Про историю с передатчиком действительно нельзя никому говорить. Под конец марта Дюссельдорф посетил шеф над шефами, Халед. Его заинтересовала идея Пишона насчет системы ЛКС, и он велел Челли подробно рассказать о предварительной подготовке. На следующий день (такого никогда еще не бывало) Халед пригласил Челли пообедать в самом дорогом в городе ресторане. Вручил пятьдесят тысяч марок на расходы и приказал сообщать ему, известными путями, о том, как готовится налет на базу. Вернувшись в Касабланку, Халед, как обычно, замолк. Но в начале мая связной доставил из Касабланки письмо без подписи, с условленным знаком в начале текста. Челли перечитывал письмо раз пятнадцать, пока не выучил наизусть:
«Подготовку вести исключительно собственными средствами. За неделю до запланированной акции позвонить в Бонн по телефону 08-751-854-3 и спросить полковника Шляфлера. Получив ответ, что это он, задать вопрос: на месте ли капитан Ламх? Он ответит, что капитан по служебным делам уехал в Гамбург. Потом сказать, что дело могла бы уладить фрау Маргарита Ламх, жена капитана. Тогда он назовет номер телефона одного человека в интересующем вас месте, который поможет, если ты сам не справишься. Пароль тот же. Этому человеку надо дать четкие и конкретные распоряжения. Состояться может только одна очень короткая встреча. Обратиться за помощью к этому человеку лишь в самом крайнем случае. Письмо немедленно уничтожить. Не сообщать о нем никому из друзей, не то или сам разобью тебе башку, или кому-нибудь это поручу. С работой поторопиться».
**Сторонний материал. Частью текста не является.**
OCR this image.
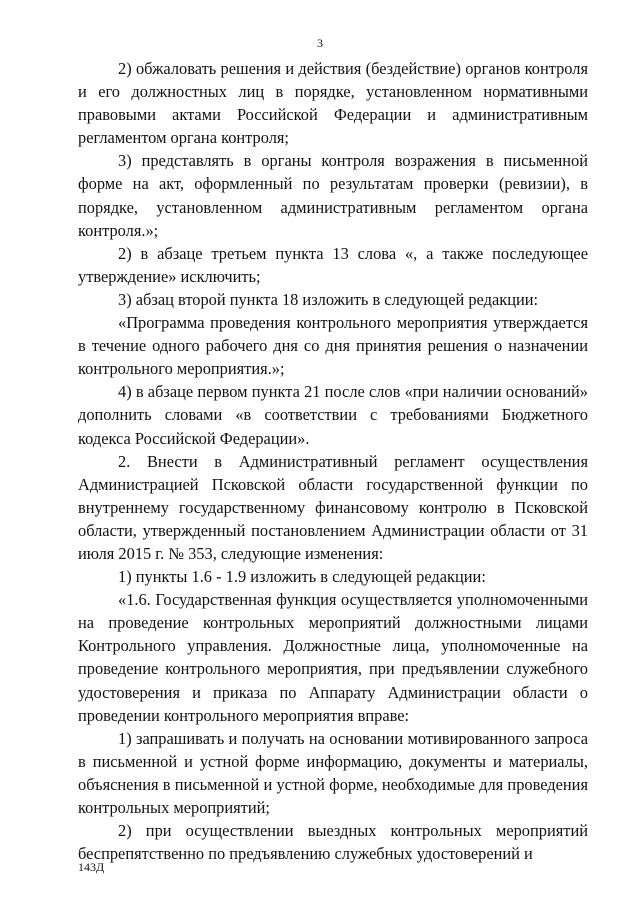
3

2) обжаловать решения и действия (бездействие) органов контроля и его должностных лиц в порядке, установленном нормативными правовыми актами Российской Федерации и административным регламентом органа контроля;

3) представлять в органы контроля возражения в письменной форме на акт, оформленный по результатам проверки (ревизии), в порядке, установленном административным регламентом органа контроля.»;

2) в абзаце третьем пункта 13 слова «, а также последующее утверждение» исключить;

3) абзац второй пункта 18 изложить в следующей редакции:

«Программа проведения контрольного мероприятия утверждается в течение одного рабочего дня со дня принятия решения о назначении контрольного мероприятия.»;

4) в абзаце первом пункта 21 после слов «при наличии оснований» дополнить словами «в соответствии с требованиями Бюджетного кодекса Российской Федерации».

2. Внести в Административный регламент осуществления Администрацией Псковской области государственной функции по внутреннему государственному финансовому контролю в Псковской области, утвержденный постановлением Администрации области от 31 июля 2015 г. № 353, следующие изменения:

1) пункты 1.6 - 1.9 изложить в следующей редакции:

«1.6. Государственная функция осуществляется уполномоченными на проведение контрольных мероприятий должностными лицами Контрольного управления. Должностные лица, уполномоченные на проведение контрольного мероприятия, при предъявлении служебного удостоверения и приказа по Аппарату Администрации области о проведении контрольного мероприятия вправе:

1) запрашивать и получать на основании мотивированного запроса в письменной и устной форме информацию, документы и материалы, объяснения в письменной и устной форме, необходимые для проведения контрольных мероприятий;

2) при осуществлении выездных контрольных мероприятий беспрепятственно по предъявлению служебных удостоверений и

143Д
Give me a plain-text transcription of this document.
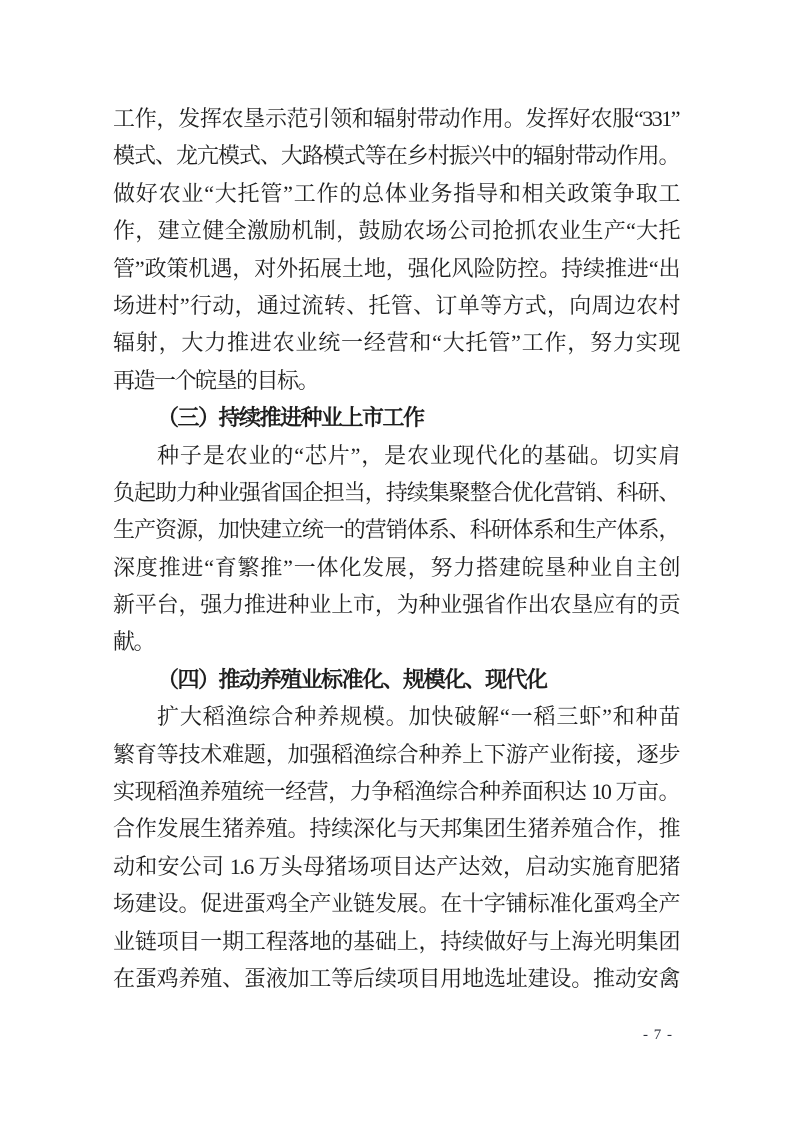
工作，发挥农垦示范引领和辐射带动作用。发挥好农服“331”
模式、龙亢模式、大路模式等在乡村振兴中的辐射带动作用。
做好农业“大托管”工作的总体业务指导和相关政策争取工
作，建立健全激励机制，鼓励农场公司抢抓农业生产“大托
管”政策机遇，对外拓展土地，强化风险防控。持续推进“出
场进村”行动，通过流转、托管、订单等方式，向周边农村
辐射，大力推进农业统一经营和“大托管”工作，努力实现
再造一个皖垦的目标。
（三）持续推进种业上市工作
种子是农业的“芯片”，是农业现代化的基础。切实肩
负起助力种业强省国企担当，持续集聚整合优化营销、科研、
生产资源，加快建立统一的营销体系、科研体系和生产体系，
深度推进“育繁推”一体化发展，努力搭建皖垦种业自主创
新平台，强力推进种业上市，为种业强省作出农垦应有的贡
献。
（四）推动养殖业标准化、规模化、现代化
扩大稻渔综合种养规模。加快破解“一稻三虾”和种苗
繁育等技术难题，加强稻渔综合种养上下游产业衔接，逐步
实现稻渔养殖统一经营，力争稻渔综合种养面积达 10 万亩。
合作发展生猪养殖。持续深化与天邦集团生猪养殖合作，推
动和安公司 1.6 万头母猪场项目达产达效，启动实施育肥猪
场建设。促进蛋鸡全产业链发展。在十字铺标准化蛋鸡全产
业链项目一期工程落地的基础上，持续做好与上海光明集团
在蛋鸡养殖、蛋液加工等后续项目用地选址建设。推动安禽
- 7 -
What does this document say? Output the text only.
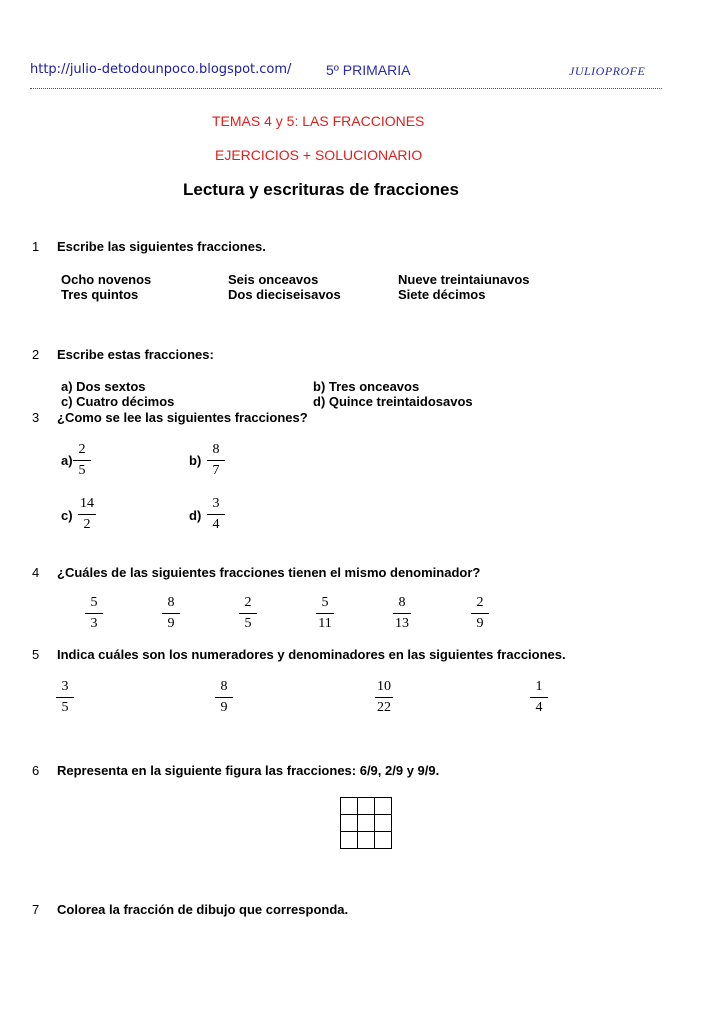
http://julio-detodounpoco.blogspot.com/ 5º PRIMARIA	JULIOPROFE
TEMAS 4 y 5: LAS FRACCIONES
EJERCICIOS + SOLUCIONARIO
Lectura y escrituras de fracciones
1 Escribe las siguientes fracciones.
Ocho novenos	Seis onceavos	Nueve treintaiunavos
Tres quintos	Dos dieciseisavos	Siete décimos
2 Escribe estas fracciones:
a) Dos sextos	b) Tres onceavos
c) Cuatro décimos	d) Quince treintaidosavos
3 ¿Como se lee las siguientes fracciones?
a)
2
5
b)
8
7
c)
14
2
d)
3
4
4 ¿Cuáles de las siguientes fracciones tienen el mismo denominador?
5
3
8
9
2
5
5
11
8
13
2
9
5 Indica cuáles son los numeradores y denominadores en las siguientes fracciones.
3
5
8
9
10
22
1
4
6 Representa en la siguiente figura las fracciones: 6/9, 2/9 y 9/9.

7 Colorea la fracción de dibujo que corresponda.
Челли пришел к выводу, что таинственный полковник Шляфлер, если он вообще существует и если он действительно полковник, работает на Халеда наверняка на значительно более высоком уровне, чем он, мелкая сошка для грязных дел. Но как это полковник бундесвера может действовать в интересах Центра? А может быть, Центр каким-то образом связан с теми из-за Эльбы? В любом случае дело выглядело подозрительным и неясным. Но Челли уже давно прошел стадию споров, вопросов и размышлений, которые некогда именовались в «Группе М» идеологическими конфронтациями.
5 июня, когда основные приготовления были закончены, Челли позвонил по указанному телефону и не слишком уверенно осведомился о капитане Ламхе. Собеседник без колебаний ответил, что человека в известном ему месте зовут Генрих Вибольд, и назвал номера телефонов. После этого было сказано, что впредь звонить ему, Шляфлеру, не следует.